Solution - remove the old key....genereate a new CSR...submit CSR to Thawte...replace key.

Cheers!!
 
Nice one, thanks.

To check whether your (or anyone else's) SSL certificate is compromised (or based on a weak MD5 hash) use the Firefox extension SSL Blacklist.
 
Apparently when a new CSR is generated in DA, it doesn't overwrite the existing key. The new CSR I was generating still failed stating that I had a weak key.
That was an intentional change some time ago so your old Certificate would continue to work between the time you ordered a renewal Certificate and it arrived.

Jeff
 
That was an intentional change some time ago so your old Certificate would continue to work between the time you ordered a renewal Certificate and it arrived.

Jeff

Which is great...but until you've just mentioned it....who would know, especially if you've just recently started using DA. I dug through the forum for ages looking for this sort of thing happening to other, but found nothing (perhaps didn't use the right keywords...but..) Perhaps when a new CSR is generated, DA could somehow let the user know that they old key still remains in tact and possibly a suggestion on how to generate a new key?

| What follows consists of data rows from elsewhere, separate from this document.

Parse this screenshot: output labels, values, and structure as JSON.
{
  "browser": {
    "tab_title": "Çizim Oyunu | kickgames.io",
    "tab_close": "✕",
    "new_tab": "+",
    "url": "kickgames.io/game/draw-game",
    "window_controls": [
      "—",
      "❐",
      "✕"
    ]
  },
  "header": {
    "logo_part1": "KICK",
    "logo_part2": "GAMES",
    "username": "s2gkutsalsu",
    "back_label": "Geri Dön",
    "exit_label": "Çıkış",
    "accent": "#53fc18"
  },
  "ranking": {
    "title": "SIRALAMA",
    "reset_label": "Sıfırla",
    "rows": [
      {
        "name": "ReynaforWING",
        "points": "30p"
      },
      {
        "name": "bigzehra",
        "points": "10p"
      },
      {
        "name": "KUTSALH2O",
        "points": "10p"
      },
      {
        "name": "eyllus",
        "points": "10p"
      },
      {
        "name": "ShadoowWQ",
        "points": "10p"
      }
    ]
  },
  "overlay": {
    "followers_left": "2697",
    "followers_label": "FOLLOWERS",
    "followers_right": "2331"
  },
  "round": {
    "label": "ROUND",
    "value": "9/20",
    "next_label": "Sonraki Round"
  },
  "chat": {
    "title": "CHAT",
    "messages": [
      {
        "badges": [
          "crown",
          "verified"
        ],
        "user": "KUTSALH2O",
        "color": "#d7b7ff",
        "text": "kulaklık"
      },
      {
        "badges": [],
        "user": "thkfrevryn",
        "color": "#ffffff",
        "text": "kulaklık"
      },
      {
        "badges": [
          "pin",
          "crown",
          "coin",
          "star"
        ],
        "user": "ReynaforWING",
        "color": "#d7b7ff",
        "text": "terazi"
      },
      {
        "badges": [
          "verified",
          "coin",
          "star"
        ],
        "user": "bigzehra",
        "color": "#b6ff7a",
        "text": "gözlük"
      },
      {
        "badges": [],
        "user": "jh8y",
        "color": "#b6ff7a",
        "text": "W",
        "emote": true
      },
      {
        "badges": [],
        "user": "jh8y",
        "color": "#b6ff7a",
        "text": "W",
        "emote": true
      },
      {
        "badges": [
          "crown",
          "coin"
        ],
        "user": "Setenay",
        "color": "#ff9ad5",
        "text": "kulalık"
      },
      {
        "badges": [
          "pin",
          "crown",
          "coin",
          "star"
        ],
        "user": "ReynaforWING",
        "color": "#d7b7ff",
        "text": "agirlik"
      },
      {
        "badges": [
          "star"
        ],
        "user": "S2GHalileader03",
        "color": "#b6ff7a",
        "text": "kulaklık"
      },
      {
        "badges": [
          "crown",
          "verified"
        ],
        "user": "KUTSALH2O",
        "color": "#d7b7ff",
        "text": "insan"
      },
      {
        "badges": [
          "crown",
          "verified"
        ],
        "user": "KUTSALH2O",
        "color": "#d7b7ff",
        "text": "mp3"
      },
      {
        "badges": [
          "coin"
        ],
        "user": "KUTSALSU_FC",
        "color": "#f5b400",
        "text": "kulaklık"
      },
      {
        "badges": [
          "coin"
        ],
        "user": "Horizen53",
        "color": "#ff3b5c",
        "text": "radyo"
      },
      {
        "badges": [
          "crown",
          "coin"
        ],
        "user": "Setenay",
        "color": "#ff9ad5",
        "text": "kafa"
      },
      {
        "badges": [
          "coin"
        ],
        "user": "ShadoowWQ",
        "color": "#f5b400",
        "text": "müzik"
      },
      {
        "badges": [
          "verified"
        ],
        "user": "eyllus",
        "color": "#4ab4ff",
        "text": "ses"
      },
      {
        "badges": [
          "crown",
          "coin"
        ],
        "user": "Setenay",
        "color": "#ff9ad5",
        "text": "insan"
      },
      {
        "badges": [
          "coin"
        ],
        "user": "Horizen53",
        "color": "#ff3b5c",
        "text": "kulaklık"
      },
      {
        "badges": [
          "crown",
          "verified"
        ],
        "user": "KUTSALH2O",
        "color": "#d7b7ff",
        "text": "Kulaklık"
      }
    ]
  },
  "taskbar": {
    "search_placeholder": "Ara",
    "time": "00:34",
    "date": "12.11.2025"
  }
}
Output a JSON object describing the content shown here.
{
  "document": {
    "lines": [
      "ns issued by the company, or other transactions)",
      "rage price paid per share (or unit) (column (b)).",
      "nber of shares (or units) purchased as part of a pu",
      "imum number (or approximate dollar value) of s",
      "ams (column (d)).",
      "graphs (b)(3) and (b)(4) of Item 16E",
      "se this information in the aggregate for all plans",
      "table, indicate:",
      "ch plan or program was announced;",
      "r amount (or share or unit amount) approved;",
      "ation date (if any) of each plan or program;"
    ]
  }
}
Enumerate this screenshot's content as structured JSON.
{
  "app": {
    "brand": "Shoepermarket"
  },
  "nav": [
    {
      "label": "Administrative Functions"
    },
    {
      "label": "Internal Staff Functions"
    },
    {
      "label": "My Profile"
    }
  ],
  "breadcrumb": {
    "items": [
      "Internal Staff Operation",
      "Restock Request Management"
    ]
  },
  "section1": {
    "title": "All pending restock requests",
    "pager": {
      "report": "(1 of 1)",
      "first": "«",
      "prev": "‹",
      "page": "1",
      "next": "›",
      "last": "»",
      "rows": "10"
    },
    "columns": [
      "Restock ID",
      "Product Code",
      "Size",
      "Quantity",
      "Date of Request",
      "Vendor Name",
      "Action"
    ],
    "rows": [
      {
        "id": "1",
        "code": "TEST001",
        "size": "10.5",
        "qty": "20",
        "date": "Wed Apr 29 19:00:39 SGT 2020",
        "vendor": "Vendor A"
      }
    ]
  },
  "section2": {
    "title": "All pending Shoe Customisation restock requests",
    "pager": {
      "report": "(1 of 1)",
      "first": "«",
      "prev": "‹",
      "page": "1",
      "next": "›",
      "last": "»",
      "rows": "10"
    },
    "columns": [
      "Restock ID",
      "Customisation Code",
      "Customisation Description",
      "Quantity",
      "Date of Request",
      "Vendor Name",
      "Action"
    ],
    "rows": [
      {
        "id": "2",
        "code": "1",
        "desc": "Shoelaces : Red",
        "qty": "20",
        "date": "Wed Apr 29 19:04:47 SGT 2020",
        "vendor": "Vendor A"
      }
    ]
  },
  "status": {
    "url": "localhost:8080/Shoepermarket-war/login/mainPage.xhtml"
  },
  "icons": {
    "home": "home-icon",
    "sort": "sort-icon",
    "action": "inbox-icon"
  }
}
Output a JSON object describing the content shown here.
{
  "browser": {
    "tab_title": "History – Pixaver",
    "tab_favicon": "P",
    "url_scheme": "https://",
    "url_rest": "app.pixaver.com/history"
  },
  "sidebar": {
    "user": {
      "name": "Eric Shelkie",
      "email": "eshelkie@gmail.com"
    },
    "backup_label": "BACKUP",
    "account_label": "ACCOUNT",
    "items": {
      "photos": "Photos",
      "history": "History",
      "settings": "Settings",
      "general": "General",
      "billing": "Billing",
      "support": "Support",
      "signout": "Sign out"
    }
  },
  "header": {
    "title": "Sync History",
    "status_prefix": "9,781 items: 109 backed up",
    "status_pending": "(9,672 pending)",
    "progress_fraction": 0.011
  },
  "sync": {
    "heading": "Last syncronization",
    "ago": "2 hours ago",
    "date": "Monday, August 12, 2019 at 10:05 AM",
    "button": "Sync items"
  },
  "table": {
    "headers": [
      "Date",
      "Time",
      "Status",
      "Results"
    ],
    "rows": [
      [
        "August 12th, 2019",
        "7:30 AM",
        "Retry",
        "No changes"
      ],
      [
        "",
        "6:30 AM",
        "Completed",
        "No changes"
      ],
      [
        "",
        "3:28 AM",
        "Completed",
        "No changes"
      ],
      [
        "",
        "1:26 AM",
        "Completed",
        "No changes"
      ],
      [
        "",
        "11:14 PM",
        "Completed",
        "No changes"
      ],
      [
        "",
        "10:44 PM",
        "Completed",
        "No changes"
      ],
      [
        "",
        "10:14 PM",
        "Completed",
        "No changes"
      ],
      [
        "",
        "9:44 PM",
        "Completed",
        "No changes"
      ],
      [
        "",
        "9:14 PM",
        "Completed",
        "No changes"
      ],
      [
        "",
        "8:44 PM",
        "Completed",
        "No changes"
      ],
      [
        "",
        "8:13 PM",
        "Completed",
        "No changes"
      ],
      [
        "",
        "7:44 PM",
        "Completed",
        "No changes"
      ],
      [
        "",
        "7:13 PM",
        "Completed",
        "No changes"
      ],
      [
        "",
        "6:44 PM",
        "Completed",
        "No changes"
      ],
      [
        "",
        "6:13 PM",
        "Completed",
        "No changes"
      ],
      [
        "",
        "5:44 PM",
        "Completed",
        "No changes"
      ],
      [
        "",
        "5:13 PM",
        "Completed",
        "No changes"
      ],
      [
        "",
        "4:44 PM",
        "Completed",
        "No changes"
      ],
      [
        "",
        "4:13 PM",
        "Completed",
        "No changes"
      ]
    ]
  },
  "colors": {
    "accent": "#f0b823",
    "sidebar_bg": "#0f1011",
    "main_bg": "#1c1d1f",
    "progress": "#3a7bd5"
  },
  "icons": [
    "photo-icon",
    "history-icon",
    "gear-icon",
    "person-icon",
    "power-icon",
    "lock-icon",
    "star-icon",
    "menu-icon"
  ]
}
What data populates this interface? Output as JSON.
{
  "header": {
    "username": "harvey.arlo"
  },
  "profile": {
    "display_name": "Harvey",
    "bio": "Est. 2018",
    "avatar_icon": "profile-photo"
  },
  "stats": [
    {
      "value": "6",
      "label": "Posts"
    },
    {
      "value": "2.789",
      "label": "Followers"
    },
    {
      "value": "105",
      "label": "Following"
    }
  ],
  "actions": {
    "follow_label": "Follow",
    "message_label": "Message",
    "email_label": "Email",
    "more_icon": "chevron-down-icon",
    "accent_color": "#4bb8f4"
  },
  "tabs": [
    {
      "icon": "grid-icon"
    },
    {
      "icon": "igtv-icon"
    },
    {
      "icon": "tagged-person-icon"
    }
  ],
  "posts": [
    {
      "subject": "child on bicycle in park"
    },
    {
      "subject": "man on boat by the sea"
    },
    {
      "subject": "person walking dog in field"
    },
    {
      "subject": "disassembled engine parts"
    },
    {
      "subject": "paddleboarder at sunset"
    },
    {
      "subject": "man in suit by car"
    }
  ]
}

A simple message like that would have saved me days of frustration, hassles with customers, overseas phone calls to VeriSign and a whole lot of ant-acids.

Cheers!!
 
I, too, suggest adding an option to create a new private key, set by default in case of a compromised (or based on MD5) key when creating a new certificate signing request (with a brief message).
 
Hello,

Create a self-signed certificate to create a new key.
Then create the csr again.

If you want your old cert/key working while you buy a new cert with the new key, make sure you backup your old cert/key first before creating the self-signed cert.